Bureaucrats are frustrated with the politicians. In the last six years, Karnataka has hiked bus fares 11 times, Andhra Pradesh has hiked fares 7 times and Kerala has hiked fares 8 times. Tamil Nadu has increased bus fares only twice. Take a look at the table below for the ‘ordinary’ or mofussil bus fares in 2011 and 2017 for the four southern states.

State Mofussil (Ordinary) bus fare in 2011 Mofussil (Ordinary) bus fare in 2017
Tamil Nadu 42 paise/km 42 paise/km
Andhra Pradesh 50 paise/km 63.7 paise/km
Kerala 55 paise/km 64 paise/km
Karnataka 46.44 paise/km 59 paise/km

*Source: State Transport Department affidavit in Madras HC, November 2017

“How can we run a Corporation if there is no income?” they ask.

Concessions have only risen and more people have been brought under the concessions and free fare bracket. In early 2016, then Chief Minister Jayalalithaa announced a scheme by which senior citizens can avail of free bus transportation. In 2017-18 alone, the state government has sanctioned an amount of Rs 22.9 crore towards concessions for senior citizens, Rs 530.63 crore towards concessions for students and Rs 595 crore towards purchase of diesel to the Transport Corporation.

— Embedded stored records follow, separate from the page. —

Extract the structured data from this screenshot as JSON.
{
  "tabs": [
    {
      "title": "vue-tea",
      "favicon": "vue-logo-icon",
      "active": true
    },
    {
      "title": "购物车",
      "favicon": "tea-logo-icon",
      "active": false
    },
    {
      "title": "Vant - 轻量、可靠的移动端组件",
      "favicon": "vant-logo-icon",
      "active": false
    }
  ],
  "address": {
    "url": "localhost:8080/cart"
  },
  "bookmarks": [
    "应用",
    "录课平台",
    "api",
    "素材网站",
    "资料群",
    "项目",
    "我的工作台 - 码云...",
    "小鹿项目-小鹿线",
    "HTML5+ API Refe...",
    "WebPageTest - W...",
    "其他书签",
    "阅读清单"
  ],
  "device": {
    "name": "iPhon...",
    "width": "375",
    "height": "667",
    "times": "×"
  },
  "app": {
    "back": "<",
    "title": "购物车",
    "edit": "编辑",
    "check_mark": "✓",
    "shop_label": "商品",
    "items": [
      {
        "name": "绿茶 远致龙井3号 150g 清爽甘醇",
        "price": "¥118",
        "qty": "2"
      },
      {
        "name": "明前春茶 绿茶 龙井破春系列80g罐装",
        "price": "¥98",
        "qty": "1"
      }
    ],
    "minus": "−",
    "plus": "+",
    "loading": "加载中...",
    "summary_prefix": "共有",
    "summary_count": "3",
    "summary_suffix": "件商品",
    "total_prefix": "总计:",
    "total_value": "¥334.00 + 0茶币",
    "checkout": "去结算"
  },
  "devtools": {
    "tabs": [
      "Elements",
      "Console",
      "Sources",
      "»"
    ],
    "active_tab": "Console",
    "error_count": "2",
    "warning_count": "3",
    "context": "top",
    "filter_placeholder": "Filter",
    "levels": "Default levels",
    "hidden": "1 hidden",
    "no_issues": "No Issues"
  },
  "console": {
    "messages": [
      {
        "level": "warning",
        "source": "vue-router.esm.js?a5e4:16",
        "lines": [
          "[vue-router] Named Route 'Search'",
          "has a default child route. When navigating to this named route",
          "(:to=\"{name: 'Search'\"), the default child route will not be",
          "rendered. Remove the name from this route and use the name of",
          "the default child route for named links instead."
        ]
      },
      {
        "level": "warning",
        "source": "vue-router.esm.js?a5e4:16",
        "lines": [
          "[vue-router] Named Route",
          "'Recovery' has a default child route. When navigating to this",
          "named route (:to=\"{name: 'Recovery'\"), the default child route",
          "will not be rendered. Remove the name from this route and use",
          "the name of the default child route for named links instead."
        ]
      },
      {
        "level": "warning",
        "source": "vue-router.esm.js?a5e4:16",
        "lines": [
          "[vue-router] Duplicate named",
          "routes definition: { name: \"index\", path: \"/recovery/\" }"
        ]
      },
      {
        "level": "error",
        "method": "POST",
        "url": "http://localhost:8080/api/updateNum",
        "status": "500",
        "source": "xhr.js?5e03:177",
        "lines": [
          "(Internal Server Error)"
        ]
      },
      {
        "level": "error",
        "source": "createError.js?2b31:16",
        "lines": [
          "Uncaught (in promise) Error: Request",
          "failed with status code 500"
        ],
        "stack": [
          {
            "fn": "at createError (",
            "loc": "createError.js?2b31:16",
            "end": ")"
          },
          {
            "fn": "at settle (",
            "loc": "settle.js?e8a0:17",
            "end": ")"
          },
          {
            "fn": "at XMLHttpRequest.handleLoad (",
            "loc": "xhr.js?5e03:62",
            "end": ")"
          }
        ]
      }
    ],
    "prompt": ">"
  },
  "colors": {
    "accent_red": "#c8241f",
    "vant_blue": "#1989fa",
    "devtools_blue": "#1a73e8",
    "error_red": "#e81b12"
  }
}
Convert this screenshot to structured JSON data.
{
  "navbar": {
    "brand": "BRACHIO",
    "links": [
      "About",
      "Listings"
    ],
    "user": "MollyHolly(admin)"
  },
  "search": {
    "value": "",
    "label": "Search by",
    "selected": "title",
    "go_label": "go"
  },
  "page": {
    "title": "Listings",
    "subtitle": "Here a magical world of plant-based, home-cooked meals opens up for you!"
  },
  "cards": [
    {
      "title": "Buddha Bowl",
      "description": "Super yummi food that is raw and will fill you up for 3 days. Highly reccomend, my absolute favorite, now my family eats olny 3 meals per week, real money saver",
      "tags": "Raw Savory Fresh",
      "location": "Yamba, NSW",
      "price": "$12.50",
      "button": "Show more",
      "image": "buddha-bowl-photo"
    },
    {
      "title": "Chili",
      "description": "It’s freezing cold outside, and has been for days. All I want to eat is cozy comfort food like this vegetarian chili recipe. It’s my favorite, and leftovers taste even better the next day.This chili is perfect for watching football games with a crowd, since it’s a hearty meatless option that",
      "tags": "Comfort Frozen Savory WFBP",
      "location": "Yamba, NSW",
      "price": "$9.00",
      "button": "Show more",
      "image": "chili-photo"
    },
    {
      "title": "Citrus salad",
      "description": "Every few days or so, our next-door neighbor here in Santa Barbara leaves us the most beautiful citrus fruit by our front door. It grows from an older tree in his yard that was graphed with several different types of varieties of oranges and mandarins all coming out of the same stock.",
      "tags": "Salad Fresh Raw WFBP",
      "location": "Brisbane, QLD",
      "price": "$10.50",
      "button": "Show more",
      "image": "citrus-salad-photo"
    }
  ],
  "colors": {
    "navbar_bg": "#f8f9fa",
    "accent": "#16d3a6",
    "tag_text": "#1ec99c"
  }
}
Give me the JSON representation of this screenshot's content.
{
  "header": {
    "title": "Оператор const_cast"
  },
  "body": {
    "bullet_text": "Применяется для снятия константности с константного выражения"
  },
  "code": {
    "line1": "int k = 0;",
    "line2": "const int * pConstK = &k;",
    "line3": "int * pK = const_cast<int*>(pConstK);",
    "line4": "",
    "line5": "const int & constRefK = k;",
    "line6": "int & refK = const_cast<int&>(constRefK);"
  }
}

A mismanaged and inefficient public sector corporation has and is digging itself into a financial hole. And when political uncertainty is in the air, it is an opportunity for opposition affiliated labour unions to hold the state government to ransom. The Lede had detailed how even the ruling party affiliated union had splintered, leading to a debilitating strike, all thanks to a split in the ruling party. You can read that report by Anand Kumar here: http://www.thelede.co.in/transport-unions-bring-a-weak-government-to-its-knees-by-anand-kumar/

Unrest In More PSUs

In the wake of the agitation by the transport workers, unions of a number of state government departments have been encouraged to press for their demands. Unions in the state power utility TANGEDCO (Tamil Nadu Generation and Distribution Corporation) claim there are 22,000 vacant posts in the Helper category alone. Their demand is to fill the vacancies immediately.

“Those working in thermal power stations are mostly in the Helper category, so if they go on strike, the state’s power supply will get disrupted,” said Rajendran, General Secretary, TANGEDCO employees’ CITU union. “It is better if our demands are met instead of forcing us to do strike like transport employees. If we do it, the state will be in the dock,” he told The Lede. This union has issued notice to TANGEDCO stating that they will strike work on January 23.

TANGEDCO officials were unavailable for comment as the Assembly is in session.